Back in May in Perry Township, State Police refused to an issue an Amber Alert for a kidnapped child, even though local police thought one was warranted.

One month earlier in Willoughby Hills, it took the local department four hours to issue an alert for two children who were taken at gunpoint.

So News 5 tagged along for this year's Northeast Ohio Amber Alert Training in Independence to find out the guidelines for sending out an Amber Alert and what warrants that level of concern.

"For an Amber Alert, we need to make sure that they are under 18 years of age, we need to know that they were taken away against their will, we need to know any information in regards to a suspect, a suspect vehicle and that basically their life is in danger," said Chief John Majoy of the Newburg Heights Police and the regional Amber Alert Chairman.

During his remarks, Chief Majoy praised the case in Willoughby Hills.

"They adapted and they overcame and it was a very very successful alert," he said.

But again, it took officers more than four hours to issue the alert.

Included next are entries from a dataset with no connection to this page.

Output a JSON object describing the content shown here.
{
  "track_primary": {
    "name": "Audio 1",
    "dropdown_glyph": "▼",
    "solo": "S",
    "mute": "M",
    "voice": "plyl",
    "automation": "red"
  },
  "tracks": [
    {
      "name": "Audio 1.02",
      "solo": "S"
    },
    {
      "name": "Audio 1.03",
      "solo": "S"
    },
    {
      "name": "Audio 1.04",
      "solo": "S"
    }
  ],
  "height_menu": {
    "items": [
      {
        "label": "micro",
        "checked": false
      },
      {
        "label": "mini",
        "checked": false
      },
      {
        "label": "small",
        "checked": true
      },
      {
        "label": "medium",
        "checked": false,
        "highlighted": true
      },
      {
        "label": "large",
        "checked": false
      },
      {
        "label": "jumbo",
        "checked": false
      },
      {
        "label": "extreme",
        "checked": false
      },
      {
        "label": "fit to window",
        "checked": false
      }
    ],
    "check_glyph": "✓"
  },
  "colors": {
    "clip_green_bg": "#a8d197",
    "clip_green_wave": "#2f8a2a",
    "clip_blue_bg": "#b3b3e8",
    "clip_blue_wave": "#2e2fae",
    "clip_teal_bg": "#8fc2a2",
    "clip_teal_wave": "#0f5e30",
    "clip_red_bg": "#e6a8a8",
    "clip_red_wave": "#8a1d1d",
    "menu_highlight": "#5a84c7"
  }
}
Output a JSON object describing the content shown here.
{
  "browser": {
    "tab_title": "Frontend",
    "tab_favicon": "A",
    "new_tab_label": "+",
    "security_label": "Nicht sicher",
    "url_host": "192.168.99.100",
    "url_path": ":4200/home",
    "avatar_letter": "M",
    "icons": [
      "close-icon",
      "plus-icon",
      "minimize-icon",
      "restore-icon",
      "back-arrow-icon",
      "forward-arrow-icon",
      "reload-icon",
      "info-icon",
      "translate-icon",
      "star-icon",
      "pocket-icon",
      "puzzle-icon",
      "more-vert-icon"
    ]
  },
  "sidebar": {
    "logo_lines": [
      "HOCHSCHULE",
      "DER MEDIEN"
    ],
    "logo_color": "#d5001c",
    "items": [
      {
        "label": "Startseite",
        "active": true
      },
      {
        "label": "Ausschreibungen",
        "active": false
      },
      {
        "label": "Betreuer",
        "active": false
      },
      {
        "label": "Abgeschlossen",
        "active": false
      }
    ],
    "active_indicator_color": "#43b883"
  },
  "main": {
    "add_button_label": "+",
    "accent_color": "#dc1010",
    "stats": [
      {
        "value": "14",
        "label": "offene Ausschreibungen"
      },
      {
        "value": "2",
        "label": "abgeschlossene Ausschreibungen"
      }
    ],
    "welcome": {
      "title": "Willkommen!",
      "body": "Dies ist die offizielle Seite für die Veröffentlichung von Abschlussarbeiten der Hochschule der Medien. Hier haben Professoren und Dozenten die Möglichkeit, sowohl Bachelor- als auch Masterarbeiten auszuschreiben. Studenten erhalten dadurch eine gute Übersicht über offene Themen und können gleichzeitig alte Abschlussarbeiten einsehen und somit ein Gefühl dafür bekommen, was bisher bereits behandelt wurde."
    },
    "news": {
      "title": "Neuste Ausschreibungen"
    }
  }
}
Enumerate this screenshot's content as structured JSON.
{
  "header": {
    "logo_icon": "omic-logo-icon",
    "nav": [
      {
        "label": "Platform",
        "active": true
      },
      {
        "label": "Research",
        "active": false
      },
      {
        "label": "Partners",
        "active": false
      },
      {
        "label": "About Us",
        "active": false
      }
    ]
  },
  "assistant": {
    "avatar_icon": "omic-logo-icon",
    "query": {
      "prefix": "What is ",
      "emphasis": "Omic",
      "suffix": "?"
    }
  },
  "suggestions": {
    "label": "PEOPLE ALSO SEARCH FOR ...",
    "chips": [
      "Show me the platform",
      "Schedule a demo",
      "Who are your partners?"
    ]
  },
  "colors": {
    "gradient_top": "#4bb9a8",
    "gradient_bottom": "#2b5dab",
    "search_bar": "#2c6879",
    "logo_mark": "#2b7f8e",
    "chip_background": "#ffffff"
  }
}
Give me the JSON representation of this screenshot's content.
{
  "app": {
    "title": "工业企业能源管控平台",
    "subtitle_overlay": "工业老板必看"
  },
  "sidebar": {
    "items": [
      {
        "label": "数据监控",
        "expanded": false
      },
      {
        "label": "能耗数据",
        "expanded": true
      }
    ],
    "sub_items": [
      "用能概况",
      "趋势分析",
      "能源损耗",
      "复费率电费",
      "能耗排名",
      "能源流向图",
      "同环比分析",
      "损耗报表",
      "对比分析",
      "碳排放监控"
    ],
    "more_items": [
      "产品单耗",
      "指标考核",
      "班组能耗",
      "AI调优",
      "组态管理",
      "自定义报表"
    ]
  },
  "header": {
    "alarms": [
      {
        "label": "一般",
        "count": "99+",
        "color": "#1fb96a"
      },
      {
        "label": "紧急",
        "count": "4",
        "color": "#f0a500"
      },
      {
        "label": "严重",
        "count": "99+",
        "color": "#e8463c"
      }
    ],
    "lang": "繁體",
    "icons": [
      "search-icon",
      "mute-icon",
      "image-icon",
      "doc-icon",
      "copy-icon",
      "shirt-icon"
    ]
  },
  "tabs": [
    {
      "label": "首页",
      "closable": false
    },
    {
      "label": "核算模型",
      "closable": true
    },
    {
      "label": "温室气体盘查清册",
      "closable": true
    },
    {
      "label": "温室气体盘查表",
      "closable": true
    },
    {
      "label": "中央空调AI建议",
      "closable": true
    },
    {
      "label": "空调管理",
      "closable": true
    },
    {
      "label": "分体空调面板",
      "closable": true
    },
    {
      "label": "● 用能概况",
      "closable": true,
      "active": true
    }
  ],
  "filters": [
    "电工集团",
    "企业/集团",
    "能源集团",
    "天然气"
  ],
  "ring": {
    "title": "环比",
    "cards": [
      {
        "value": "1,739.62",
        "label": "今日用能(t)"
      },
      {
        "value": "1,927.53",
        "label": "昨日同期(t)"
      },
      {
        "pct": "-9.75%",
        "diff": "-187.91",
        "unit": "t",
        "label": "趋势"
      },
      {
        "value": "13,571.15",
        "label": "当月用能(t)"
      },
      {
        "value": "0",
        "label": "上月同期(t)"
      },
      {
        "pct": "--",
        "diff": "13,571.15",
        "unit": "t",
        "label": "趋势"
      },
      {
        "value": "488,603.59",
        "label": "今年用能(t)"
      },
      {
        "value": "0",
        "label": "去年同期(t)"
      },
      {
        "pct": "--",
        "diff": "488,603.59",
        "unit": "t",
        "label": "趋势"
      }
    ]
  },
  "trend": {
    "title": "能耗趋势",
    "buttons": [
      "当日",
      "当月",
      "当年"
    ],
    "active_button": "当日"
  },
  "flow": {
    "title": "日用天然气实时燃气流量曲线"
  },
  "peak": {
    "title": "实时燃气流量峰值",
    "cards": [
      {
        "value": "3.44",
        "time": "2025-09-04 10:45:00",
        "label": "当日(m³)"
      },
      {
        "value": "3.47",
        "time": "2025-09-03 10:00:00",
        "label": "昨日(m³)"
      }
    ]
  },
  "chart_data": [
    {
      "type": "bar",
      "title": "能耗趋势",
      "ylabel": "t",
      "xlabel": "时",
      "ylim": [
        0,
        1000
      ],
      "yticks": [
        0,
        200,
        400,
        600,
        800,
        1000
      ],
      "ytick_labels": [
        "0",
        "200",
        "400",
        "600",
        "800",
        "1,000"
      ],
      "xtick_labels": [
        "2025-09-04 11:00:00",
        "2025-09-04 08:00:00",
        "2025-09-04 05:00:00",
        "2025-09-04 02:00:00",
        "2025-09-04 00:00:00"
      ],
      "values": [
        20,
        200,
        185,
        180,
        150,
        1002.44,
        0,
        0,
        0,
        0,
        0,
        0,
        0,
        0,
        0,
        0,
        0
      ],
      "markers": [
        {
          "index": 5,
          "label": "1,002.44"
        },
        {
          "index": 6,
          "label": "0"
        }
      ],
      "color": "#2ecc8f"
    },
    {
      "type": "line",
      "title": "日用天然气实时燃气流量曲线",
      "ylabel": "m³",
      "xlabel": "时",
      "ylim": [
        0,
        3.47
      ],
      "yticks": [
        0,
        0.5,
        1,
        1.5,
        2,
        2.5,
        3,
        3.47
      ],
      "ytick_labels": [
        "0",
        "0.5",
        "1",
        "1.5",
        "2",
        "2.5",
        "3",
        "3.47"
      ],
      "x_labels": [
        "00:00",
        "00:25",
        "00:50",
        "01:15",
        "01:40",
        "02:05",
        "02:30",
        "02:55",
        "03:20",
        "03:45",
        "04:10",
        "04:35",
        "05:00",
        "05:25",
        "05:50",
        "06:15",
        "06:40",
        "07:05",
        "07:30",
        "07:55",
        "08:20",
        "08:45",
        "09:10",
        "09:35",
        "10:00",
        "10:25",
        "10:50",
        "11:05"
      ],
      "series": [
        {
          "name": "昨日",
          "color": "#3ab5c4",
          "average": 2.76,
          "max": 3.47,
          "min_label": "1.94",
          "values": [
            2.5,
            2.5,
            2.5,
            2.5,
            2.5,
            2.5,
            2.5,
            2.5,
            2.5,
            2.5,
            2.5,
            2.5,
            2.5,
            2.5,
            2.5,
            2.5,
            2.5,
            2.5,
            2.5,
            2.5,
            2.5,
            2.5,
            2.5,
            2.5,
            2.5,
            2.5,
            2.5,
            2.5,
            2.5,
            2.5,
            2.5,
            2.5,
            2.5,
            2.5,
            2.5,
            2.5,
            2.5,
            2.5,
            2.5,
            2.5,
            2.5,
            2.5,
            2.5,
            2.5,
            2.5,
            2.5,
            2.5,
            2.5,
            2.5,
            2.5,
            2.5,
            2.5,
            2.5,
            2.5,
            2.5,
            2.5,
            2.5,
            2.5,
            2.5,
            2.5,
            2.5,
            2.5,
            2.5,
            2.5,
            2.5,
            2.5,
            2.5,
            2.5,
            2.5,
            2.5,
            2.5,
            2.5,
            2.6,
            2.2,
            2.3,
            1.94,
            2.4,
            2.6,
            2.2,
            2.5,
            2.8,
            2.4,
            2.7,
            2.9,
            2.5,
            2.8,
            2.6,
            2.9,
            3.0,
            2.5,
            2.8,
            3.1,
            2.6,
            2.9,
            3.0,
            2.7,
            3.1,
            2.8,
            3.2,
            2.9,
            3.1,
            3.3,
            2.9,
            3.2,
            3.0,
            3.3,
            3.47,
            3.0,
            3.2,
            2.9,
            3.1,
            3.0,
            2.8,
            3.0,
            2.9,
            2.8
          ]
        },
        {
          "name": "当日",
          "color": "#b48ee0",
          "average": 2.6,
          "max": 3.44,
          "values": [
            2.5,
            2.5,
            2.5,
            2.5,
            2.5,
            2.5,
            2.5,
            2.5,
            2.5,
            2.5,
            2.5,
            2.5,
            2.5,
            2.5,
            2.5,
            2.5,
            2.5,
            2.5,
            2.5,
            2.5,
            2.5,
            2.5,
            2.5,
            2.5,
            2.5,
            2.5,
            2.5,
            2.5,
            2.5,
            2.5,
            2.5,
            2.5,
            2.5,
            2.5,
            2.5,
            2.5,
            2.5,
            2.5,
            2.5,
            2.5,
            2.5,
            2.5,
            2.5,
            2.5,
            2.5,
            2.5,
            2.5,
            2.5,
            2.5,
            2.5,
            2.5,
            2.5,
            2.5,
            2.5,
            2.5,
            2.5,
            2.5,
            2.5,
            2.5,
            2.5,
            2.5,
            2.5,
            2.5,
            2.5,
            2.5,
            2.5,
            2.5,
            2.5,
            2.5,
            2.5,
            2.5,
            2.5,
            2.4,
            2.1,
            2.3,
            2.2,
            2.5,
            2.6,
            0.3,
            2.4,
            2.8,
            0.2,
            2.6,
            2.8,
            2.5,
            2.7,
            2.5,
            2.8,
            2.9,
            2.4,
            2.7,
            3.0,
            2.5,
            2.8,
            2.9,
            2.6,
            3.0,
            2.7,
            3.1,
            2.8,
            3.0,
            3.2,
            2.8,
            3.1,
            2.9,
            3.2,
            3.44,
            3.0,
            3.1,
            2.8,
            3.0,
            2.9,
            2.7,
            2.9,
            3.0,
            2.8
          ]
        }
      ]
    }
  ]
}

Christopher Minek, a supervisor at the CECOMS center where Amber Alert calls are taken, says officers couldn't get the Amber Alert criteria verified any sooner.

"You have a small department like Willoughby Hills who only might have one or two investigators compared to like a city of Cleveland who might have 20 or 30," he said.

Minek says his department is trying to find ways to improve the system.

"We are trying to update the forms, update the criteria, trying to get the public knowledge of what to expect," said Minek.

Once CECOMS gets the call, they send out the Amber Alert in less than 20 minutes, but there is no standard or time limit for individual departments to declare a case worthy of an alert.